Her research also looked at how DBS changes the brain. She found that DBS affects how brain cells communicate. It can change activity in different brain areas. This helps scientists understand how DBS works.

Dr. Creed also explored if DBS could help with addiction. She found that DBS could reverse some brain changes linked to addiction. This was an exciting discovery. It showed that DBS might be used for many different brain conditions.

Her Career and Research

After her work in Switzerland, Dr. Creed came back to North America. In 2016, she became a professor.

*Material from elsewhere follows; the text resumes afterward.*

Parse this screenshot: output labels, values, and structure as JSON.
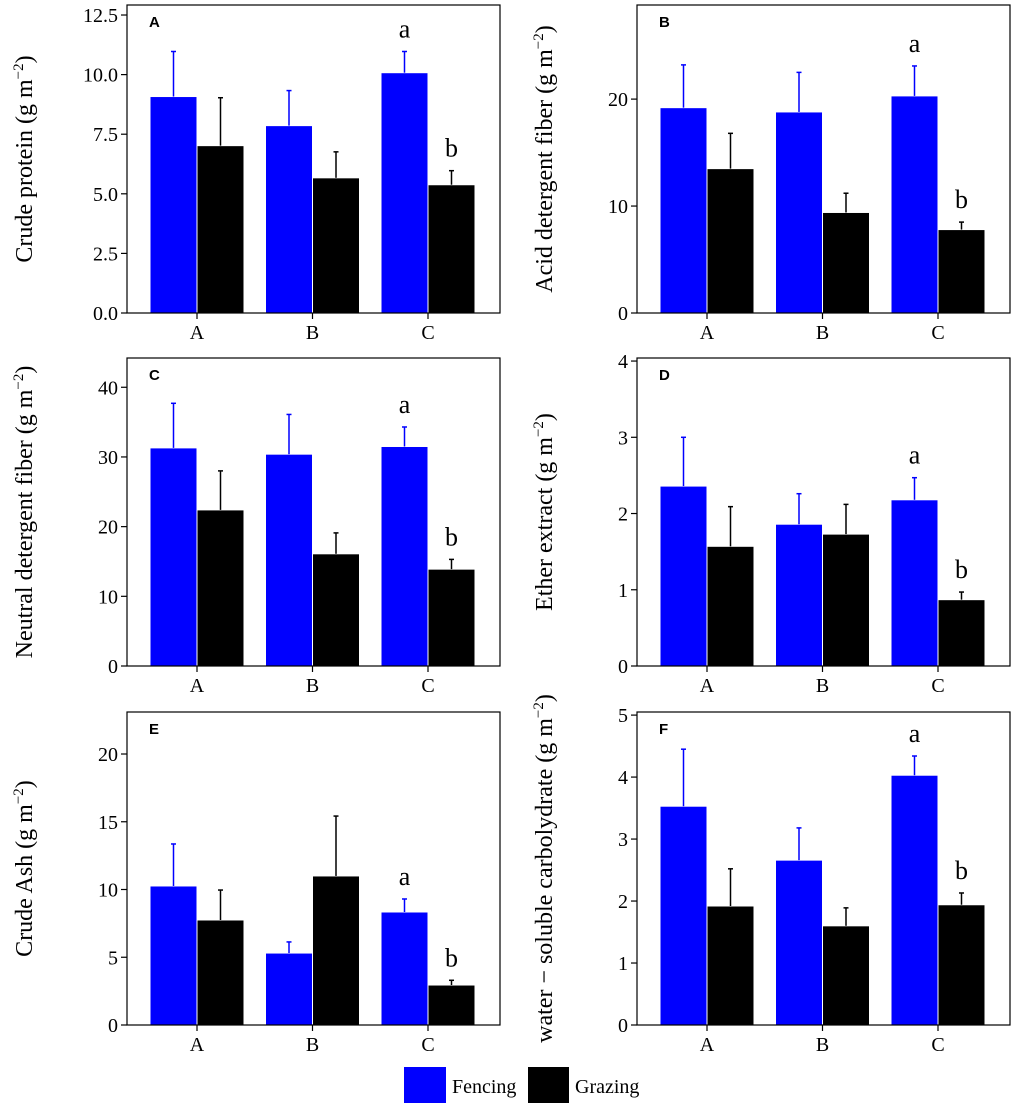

She worked at the University of Maryland School of Medicine.

Her lab there studied how the brain controls certain behaviors. These included seeking rewards, taking risks, and acting on impulse. She wanted to find ways to help people with problems in these areas.

In 2018, Dr. Creed moved to Washington University School of Medicine. She is now a professor there. She leads her own lab at the Washington University Pain Center.

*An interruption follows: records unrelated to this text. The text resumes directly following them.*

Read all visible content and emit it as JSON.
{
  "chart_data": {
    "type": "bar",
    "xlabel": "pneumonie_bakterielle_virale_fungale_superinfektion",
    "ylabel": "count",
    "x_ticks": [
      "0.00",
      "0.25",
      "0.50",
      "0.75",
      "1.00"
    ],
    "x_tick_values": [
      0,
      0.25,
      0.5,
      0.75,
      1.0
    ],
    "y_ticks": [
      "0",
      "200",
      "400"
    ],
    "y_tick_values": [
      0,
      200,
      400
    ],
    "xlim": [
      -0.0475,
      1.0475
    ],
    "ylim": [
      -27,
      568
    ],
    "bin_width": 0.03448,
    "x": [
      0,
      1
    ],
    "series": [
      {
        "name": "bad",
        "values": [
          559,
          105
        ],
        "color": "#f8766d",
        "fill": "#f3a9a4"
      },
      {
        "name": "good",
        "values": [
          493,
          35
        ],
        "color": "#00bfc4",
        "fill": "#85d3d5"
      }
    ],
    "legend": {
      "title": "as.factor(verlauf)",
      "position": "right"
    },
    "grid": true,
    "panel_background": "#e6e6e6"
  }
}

Her lab works on new ways to treat brain disorders. These include depression, long-lasting pain, and addiction. They focus on treatments that change brain activity. This includes deep brain stimulation and targeted drug delivery.

Dr. Creed's lab has made important discoveries. They studied specific brain cells in an area called the ventral pallidum (VP). They found that these cells play a role in seeking rewards. They also found that some VP cells might be involved in avoiding bad things.

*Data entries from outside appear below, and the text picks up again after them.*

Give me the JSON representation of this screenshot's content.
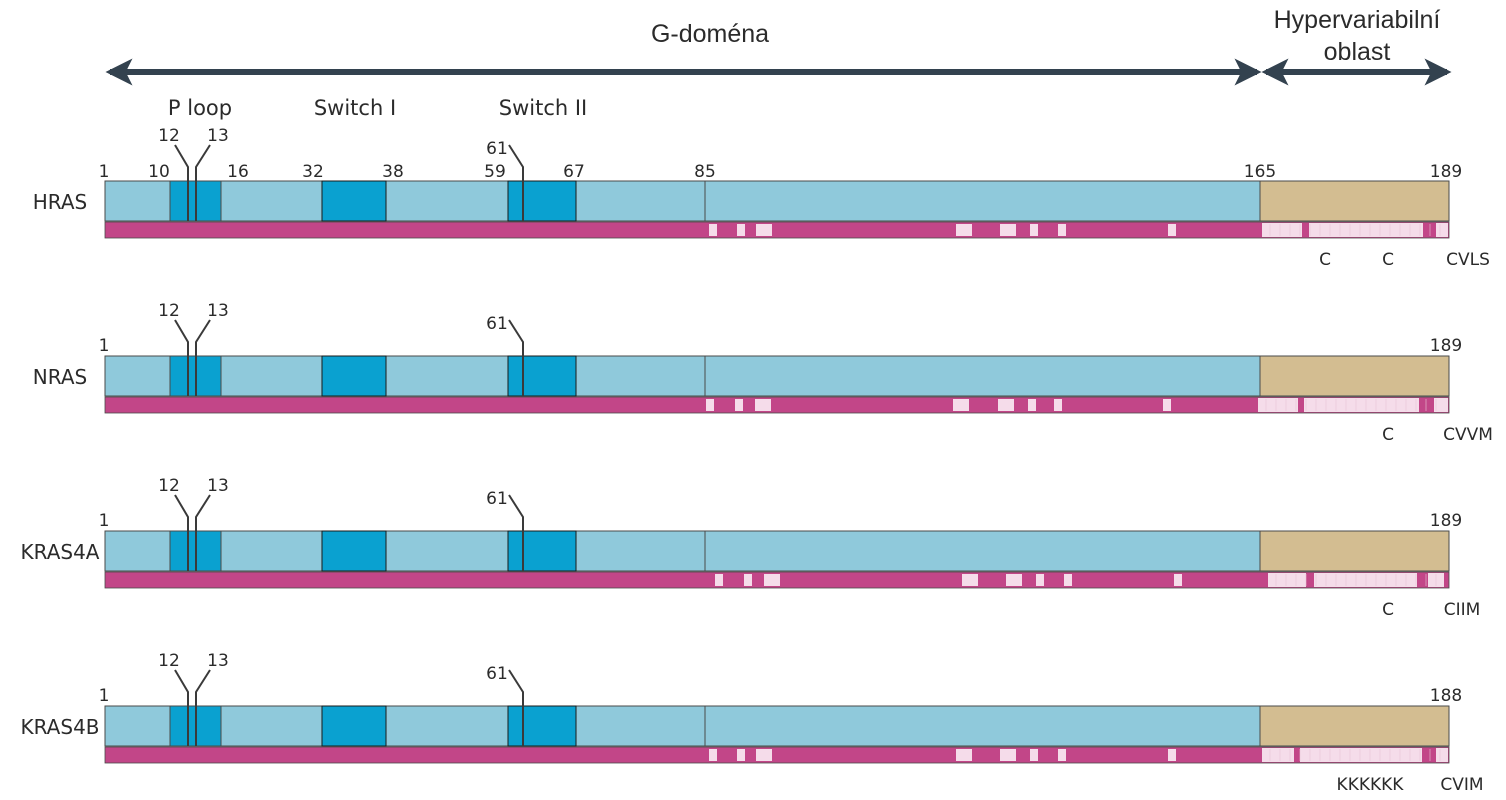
{
  "header": {
    "g_domain": "G-doména",
    "hvr_line1": "Hypervariabilní",
    "hvr_line2": "oblast"
  },
  "regions": {
    "p_loop": "P loop",
    "switch1": "Switch I",
    "switch2": "Switch II"
  },
  "position_labels": [
    "1",
    "10",
    "16",
    "32",
    "38",
    "59",
    "67",
    "85",
    "165",
    "189"
  ],
  "mutation_sites": [
    "12",
    "13",
    "61"
  ],
  "proteins": [
    {
      "name": "HRAS",
      "end_label": "189",
      "motifs": [
        "C",
        "C",
        "CVLS"
      ]
    },
    {
      "name": "NRAS",
      "end_label": "189",
      "motifs": [
        "C",
        "CVVM"
      ]
    },
    {
      "name": "KRAS4A",
      "end_label": "189",
      "motifs": [
        "C",
        "CIIM"
      ]
    },
    {
      "name": "KRAS4B",
      "end_label": "188",
      "motifs": [
        "KKKKKK",
        "CVIM"
      ]
    }
  ],
  "colors": {
    "domain_light": "#8fc9db",
    "domain_dark": "#0aa1d0",
    "hvr": "#d3bd91",
    "conservation_bar": "#c24688",
    "variable_residue": "#f5dcea",
    "arrow": "#33424f",
    "outline": "#4a4a4a"
  }
}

Her lab also supports "Open Science." This means sharing their research tools and methods with other scientists. For example, they created an open-source device. It helps scientists study how mice drink liquids. They share the instructions and code for free. This helps other labs do similar research more easily.

Awards and Honors

Dr. Meaghan Creed has received many awards for her work:

• 2019 Rita Allen Foundation Scholar Award in Pain
• Daniel X. Freedman Prize, Brain and Behavior Research Foundation
• 2017 Science AAAS-PINS Inaugural Prize In Neuromodulation
• 2016 Prix Pfizer de le Recherch / Pfizer Research Prize for Outstanding Translational Research

Select Publications

• Vachez YM*, Tooley JR*, Abiraman K, Matikainen-Ankney BA, Casey E, Earnest T, Ramos LM, Silberberg H, Godynyuk E, Uddin O, Marconi L, Le Pichon CE, Creed MC. Ventral arkypallidal neurons inhibit accumbal firing to promote reward consumption. Nat Neurosci. 2021 24:379–390.
• Fobbs WC, Bariselli S, Licholai JA, Miyazaki NL, Matikainen-Ankney BA, Creed MC, Kravitz AV. Continuous representations of speed by striatal medium spiny neurons. J Neurosci. 2020 Feb 19;40(8):1679-1688.
• Godynyuk E, Bluitt MN, Tooley JR, Kravitz AV, Creed MC. An open-source, automated, home-cage sipper device for monitoring liquid ingestive behavior in rodents. eNeuro. 2019. 10;6(5).
• Tooley J, Marconi L, Alipio JB, Matikainen-Ankney B, Georgiou P, Kravitz AV, Creed M. Glutamatergic ventral pallidal neurons modulate activity of the habenula - tegmental circuitry and constrain reward seeking. Biological Psychiatry. 2018.
• Creed MC. Current and emerging neuromodulation therapies for addiction: insight from pre-clinical studies. Current Opinion in Neurobiology. 2018.
• Creed M, Pascoli VP, Lüscher C. Refining deep brain stimulation to emulate optogenetic treatment of synaptic pathology. Science. 2015. 347(6222):659-64.
• Lee D*, Creed M*, Jung K*, Wendler DJ, Oh WC, Mignocchi NL, Lüscher C, and Kwon HB. Temporally precise labeling and control of neuromodulatory circuits in the mammalian brain. Nature Methods. 2017. 14(5):495-503.
• Creed MC, Hamani C, Nobrega JN. Effects of repeated deep brain stimulation on depressive- and anxiety-like behavior in rats: comparing entopeduncular and subthalamic nuclei. Brain Stimulation. 2012. 6(4):506-14.
• Creed MC, Hamani C, Bridgeman A, Fletcher PJ, Nobrega JN. Contribution of decreased serotonin release to the antidyskinetic effects of deep brain stimulation in a rodent model of tardive dyskinesia: comparison of the subthalamic and entopeduncular nuclei. Journal of Neuroscience. 2012. 32(28)9874-81.
• Creed MC, Hamani C, Nobrega JN. Early gene mapping after deep brain stimulation in a rat model of tardive dyskinesia: comparison with transient local inactivation. European Journal of Neuropsychopharmacology. 2011. 22(7):506-517.